Sebuah majalah Jepang mengiklankan dengan font sangat besar, Dorobo Nenkin Shinjirarenai. Artinya, perampok uang pensiunan keterlaluan. Memang beberapa waktu lalu kasus uang pensiunan sangat hangat di Jepang. Sedikitnya 400 juta yen atau sekitar Rp 46,9 miliar (kurs Rp 104 per yen) dari 153 kasus uang pensiunan, ternyata masuk kantong pribadi oknum pemerintah Jepang. Mereka dipastikan kena jerat tindak pidana dan pasti masuk penjara.
Sejak lama orang Jepang selalu menabung untuk hari tuanya, sekaligus meng-cover dirinya dalam asuransi jiwa yang umumnya dikelola pemerintah. Masyarakat sangat percaya kepada pemerintahnya. Tapi kepercayaan itu luntur setelah terungkap ratusan miliar yen hilang di tahun 2007. Bukan itu saja, warga Jepang kini dalam keadaan resah, takut menghadapi hari tuanya yang dianggap menjadi tidak menentu karena ada kemungkinan dianggap tidak bayar uang pensiun. Ketidakpercayaan ini sempat menghantam partai politik terbesar partai liberal demokratik (LDP) yang sedang berkuasa saat ini. Bahkan salah satu alasan jatuhkan PM Jepang Shinzo Abe tahun 2007, selain alasan kesehatan, juga karena kasus nenkin ini. LDP saat itu dianggap tidak becus mengatur pemerintahan sehingga warganya resah akan masa depannya.
Apa yang dapat kita pelajari dari kasus itu? Kepercayaan teramat sangat penting di Jepang. Cukup sekali tak perlu dua kali. Di dunia bisnis kepercayaan ini bahkan lebih penting lagi. Salah bicara sedikit saja sudah merepotkan kita. Siaplah bangkrut apabila sekali saja sudah mengecewakan orang lain karena kuchikomi (berita dari mulut ke mulut) sangat cepat sekali beredar di masyarakat Jepang. Apalagi dengan kecanggihan IT (internet) saat ini.

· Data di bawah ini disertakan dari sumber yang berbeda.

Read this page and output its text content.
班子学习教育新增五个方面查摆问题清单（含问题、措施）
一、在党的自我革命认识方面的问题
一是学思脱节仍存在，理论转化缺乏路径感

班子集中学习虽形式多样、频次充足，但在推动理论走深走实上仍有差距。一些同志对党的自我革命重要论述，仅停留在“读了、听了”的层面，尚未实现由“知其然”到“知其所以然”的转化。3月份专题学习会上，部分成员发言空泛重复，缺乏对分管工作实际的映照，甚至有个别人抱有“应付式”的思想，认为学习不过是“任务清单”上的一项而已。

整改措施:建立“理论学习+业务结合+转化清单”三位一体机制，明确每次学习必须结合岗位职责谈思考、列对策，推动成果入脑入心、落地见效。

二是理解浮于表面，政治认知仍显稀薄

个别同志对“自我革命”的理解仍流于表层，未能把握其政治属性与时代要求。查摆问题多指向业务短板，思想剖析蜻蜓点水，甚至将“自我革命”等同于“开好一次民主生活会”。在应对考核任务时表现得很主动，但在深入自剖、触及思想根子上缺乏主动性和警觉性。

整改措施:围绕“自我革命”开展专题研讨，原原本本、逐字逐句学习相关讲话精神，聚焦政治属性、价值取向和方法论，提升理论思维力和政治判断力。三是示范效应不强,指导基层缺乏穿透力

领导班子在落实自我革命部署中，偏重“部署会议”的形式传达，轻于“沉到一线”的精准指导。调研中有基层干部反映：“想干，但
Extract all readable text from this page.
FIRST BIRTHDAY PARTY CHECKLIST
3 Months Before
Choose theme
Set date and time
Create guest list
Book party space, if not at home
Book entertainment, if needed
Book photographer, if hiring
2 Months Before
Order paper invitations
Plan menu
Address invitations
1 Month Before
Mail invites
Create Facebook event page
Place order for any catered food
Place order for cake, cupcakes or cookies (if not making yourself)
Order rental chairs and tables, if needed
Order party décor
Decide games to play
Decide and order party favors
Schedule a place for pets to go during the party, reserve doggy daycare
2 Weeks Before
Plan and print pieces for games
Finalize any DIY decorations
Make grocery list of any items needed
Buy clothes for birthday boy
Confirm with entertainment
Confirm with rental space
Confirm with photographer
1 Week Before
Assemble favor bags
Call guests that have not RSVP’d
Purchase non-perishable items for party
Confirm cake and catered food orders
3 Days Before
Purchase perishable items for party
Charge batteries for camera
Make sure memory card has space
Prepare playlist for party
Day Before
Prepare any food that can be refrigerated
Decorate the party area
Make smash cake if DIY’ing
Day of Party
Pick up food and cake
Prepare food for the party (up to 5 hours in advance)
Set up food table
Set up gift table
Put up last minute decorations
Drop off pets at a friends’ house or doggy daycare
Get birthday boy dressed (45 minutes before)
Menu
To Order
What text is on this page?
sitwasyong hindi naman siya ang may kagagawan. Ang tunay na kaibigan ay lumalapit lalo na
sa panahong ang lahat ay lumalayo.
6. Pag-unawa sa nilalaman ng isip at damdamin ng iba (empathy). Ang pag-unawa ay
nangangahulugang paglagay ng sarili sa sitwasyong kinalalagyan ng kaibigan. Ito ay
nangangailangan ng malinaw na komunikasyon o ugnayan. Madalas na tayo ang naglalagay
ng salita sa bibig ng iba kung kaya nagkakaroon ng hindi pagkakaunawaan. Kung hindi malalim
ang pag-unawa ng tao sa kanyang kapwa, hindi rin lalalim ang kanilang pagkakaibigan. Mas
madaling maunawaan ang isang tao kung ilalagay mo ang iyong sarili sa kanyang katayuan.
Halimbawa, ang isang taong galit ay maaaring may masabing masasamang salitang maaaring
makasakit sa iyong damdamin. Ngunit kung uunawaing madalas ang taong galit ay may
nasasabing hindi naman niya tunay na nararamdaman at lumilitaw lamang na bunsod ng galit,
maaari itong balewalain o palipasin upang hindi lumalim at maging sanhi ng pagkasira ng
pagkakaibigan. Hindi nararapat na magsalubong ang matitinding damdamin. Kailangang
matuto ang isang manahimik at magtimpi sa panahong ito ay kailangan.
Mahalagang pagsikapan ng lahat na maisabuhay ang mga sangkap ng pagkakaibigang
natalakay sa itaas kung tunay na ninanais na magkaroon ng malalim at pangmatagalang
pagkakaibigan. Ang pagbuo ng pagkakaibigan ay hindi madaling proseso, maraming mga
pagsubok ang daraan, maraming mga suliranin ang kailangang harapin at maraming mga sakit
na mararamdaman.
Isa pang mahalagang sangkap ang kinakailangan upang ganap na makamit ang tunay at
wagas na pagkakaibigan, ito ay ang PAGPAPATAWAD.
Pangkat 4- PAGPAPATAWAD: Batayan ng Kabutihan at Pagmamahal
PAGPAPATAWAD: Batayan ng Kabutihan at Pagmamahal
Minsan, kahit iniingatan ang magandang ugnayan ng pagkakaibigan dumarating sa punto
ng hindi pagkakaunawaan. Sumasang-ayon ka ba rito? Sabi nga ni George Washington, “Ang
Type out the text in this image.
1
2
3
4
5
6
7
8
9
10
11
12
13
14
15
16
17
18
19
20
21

Ingat kasus perusahaan Fujiya karena terbukti menjual produk makanan dengan tanggal batas akhir dapat dimakan, dipalsukan, dimundurkan satu bulan. Perusahaan merugi besar dan untuk menyelamatkan diri, akhirnya merger (kata halus menjual perusahaannya) dengan perusahaan lain.
Masih mengenai kepercayaan, hanya berdasarkan pembicaraan, penulis berhasil menempatkan iklan ukuran A5 di sebuah majalah Jepang, gratis, dan iklan majalah itu dimuat di sebuah penerbitan Jakarta, juga gratis. Kata orang Indonesia, barter. Padahal kalau bayar pasang iklan di majalah Jepang itu dengan ukuran A5 dan full-color, bisa mencapai satu miliar rupiah, karena oplahnya puluhan ribu, di negara termahal di dunia ini.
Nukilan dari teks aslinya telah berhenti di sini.